His wide-ranging interests go beyond vision systems, however. Dr. Etienne-Cummings collaborates with a biologist at the University of Maryland, where he also holds an appointment, to study the primitive spinal cord of lampreys.
"Human and animal spinal cords are extremely complex," he says. "You can't make the leap from fish to mammal, but it's an important first step in the puzzle."
The researchers' dream is to build chips that will mimic the human spinal cord, filling in gaps in the nervous tissue after a spinal-cord injury.
"But that's 15 to 20 years away," he says.
Robotics will be the first field to benefit from this research. Imagine bipedal robots that walk as naturally and smoothly as humans.
"We hope to take what we learn from fish and then make robots that can move the same way," Dr. Etienne-Cummings says.
Unlike the digital chips we rely on today, neurobiologically inspired circuits represent a continuum of values not possible when using 0s and 1s as codes. This provides smoother, human-like movement. Imagine using this technology, for example, with amputees who need a reconstructed lower limb that will receive smooth, continuous signals from hips and thighs to move up or down, bend, or stretch. Or conversely, he says, "imagine leg braces or boots that enable the wearer to run faster, jump higher, and dunk like Michael Jordan!"
Dr. Etienne-Cummings developed an early interest in understanding how things work."I was always good at math and interested in physics," he remembers.

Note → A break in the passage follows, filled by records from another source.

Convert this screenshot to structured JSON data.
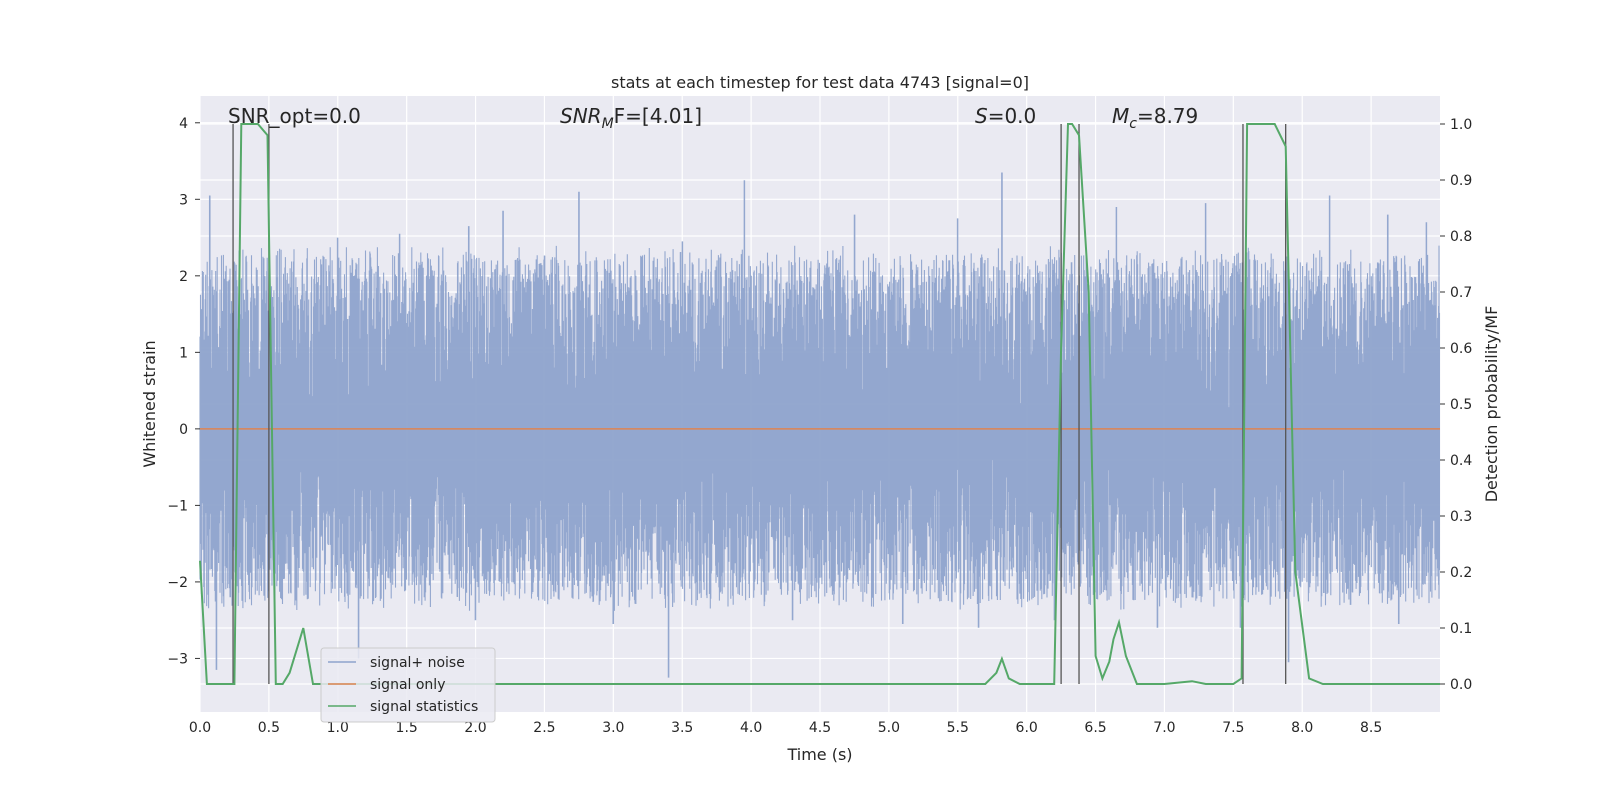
{
  "chart_data": {
    "type": "line",
    "title": "stats at each timestep for test data 4743 [signal=0]",
    "xlabel": "Time (s)",
    "ylabel_left": "Whitened strain",
    "ylabel_right": "Detection probability/MF",
    "xlim": [
      0.0,
      9.0
    ],
    "ylim_left": [
      -3.7,
      4.35
    ],
    "ylim_right": [
      -0.05,
      1.05
    ],
    "grid": true,
    "legend_position": "lower-left",
    "x_ticks": [
      "0.0",
      "0.5",
      "1.0",
      "1.5",
      "2.0",
      "2.5",
      "3.0",
      "3.5",
      "4.0",
      "4.5",
      "5.0",
      "5.5",
      "6.0",
      "6.5",
      "7.0",
      "7.5",
      "8.0",
      "8.5"
    ],
    "y_ticks_left": [
      "4",
      "3",
      "2",
      "1",
      "0",
      "−1",
      "−2",
      "−3"
    ],
    "y_ticks_right": [
      "1.0",
      "0.9",
      "0.8",
      "0.7",
      "0.6",
      "0.5",
      "0.4",
      "0.3",
      "0.2",
      "0.1",
      "0.0"
    ],
    "annotations": {
      "snr_opt": "SNR_opt=0.0",
      "snr_mf_main": "SNR",
      "snr_mf_sub": "M",
      "snr_mf_tail": "F=[4.01]",
      "s_main": "S",
      "s_tail": "=0.0",
      "mc_main": "M",
      "mc_sub": "c",
      "mc_tail": "=8.79"
    },
    "colors": {
      "noise": "#8ea3cc",
      "signal_only": "#dd8452",
      "stats": "#55a868",
      "vlines": "#555555",
      "plot_bg": "#eaeaf2",
      "grid": "#ffffff"
    },
    "series": [
      {
        "name": "signal+ noise",
        "note_shape": "dense whitened noise, envelope ~±2.5",
        "spikes": [
          [
            0.07,
            3.05
          ],
          [
            0.12,
            -3.15
          ],
          [
            0.22,
            -2.2
          ],
          [
            1.0,
            2.5
          ],
          [
            1.15,
            -3.0
          ],
          [
            1.45,
            2.55
          ],
          [
            1.95,
            2.65
          ],
          [
            2.0,
            -2.5
          ],
          [
            2.2,
            2.85
          ],
          [
            2.75,
            3.1
          ],
          [
            3.0,
            -2.55
          ],
          [
            3.4,
            -3.25
          ],
          [
            3.5,
            2.45
          ],
          [
            3.95,
            3.25
          ],
          [
            4.3,
            -2.5
          ],
          [
            4.75,
            2.8
          ],
          [
            5.1,
            -2.55
          ],
          [
            5.5,
            2.75
          ],
          [
            5.65,
            -2.6
          ],
          [
            5.82,
            3.35
          ],
          [
            6.2,
            -2.5
          ],
          [
            6.65,
            2.9
          ],
          [
            6.95,
            -2.6
          ],
          [
            7.3,
            2.95
          ],
          [
            7.55,
            -2.6
          ],
          [
            7.9,
            -3.05
          ],
          [
            8.2,
            3.05
          ],
          [
            8.35,
            -2.3
          ],
          [
            8.62,
            2.8
          ],
          [
            8.7,
            -2.55
          ],
          [
            8.9,
            2.7
          ]
        ]
      },
      {
        "name": "signal only",
        "x": [
          0.0,
          9.0
        ],
        "y": [
          0.0,
          0.0
        ]
      },
      {
        "name": "signal statistics",
        "axis": "right",
        "x": [
          0.0,
          0.05,
          0.25,
          0.3,
          0.35,
          0.42,
          0.49,
          0.55,
          0.6,
          0.65,
          0.75,
          0.82,
          0.9,
          5.7,
          5.78,
          5.82,
          5.87,
          5.95,
          6.05,
          6.2,
          6.25,
          6.3,
          6.33,
          6.38,
          6.45,
          6.5,
          6.55,
          6.6,
          6.63,
          6.67,
          6.72,
          6.8,
          7.0,
          7.2,
          7.3,
          7.5,
          7.56,
          7.6,
          7.8,
          7.88,
          7.95,
          8.05,
          8.15,
          8.5,
          9.0
        ],
        "y": [
          0.22,
          0.0,
          0.0,
          1.0,
          1.0,
          1.0,
          0.98,
          0.0,
          0.0,
          0.02,
          0.1,
          0.0,
          0.0,
          0.0,
          0.02,
          0.045,
          0.01,
          0.0,
          0.0,
          0.0,
          0.6,
          1.0,
          1.0,
          0.98,
          0.7,
          0.05,
          0.01,
          0.04,
          0.08,
          0.11,
          0.05,
          0.0,
          0.0,
          0.005,
          0.0,
          0.0,
          0.01,
          1.0,
          1.0,
          0.96,
          0.2,
          0.01,
          0.0,
          0.0,
          0.0
        ]
      }
    ],
    "vertical_lines_x": [
      0.24,
      0.5,
      6.25,
      6.38,
      7.57,
      7.88
    ]
  }
}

He studied how transistors work while he was an undergraduate in physics at Lincoln University, an historically Black school in Pennsylvania. From there, he went on to the University of Pennsylvania to study engineering, ultimately receiving his Ph.D. with a special interest in integrated circuits.
Ralph Etienne-Cummings moved to England at the age of 12 and, at 18, came to America with his mother and father. But he has not forgotten the sandy beaches and rugged cliffs of Seychelles, and he has never lost his youthful interest in understanding exactly how things work.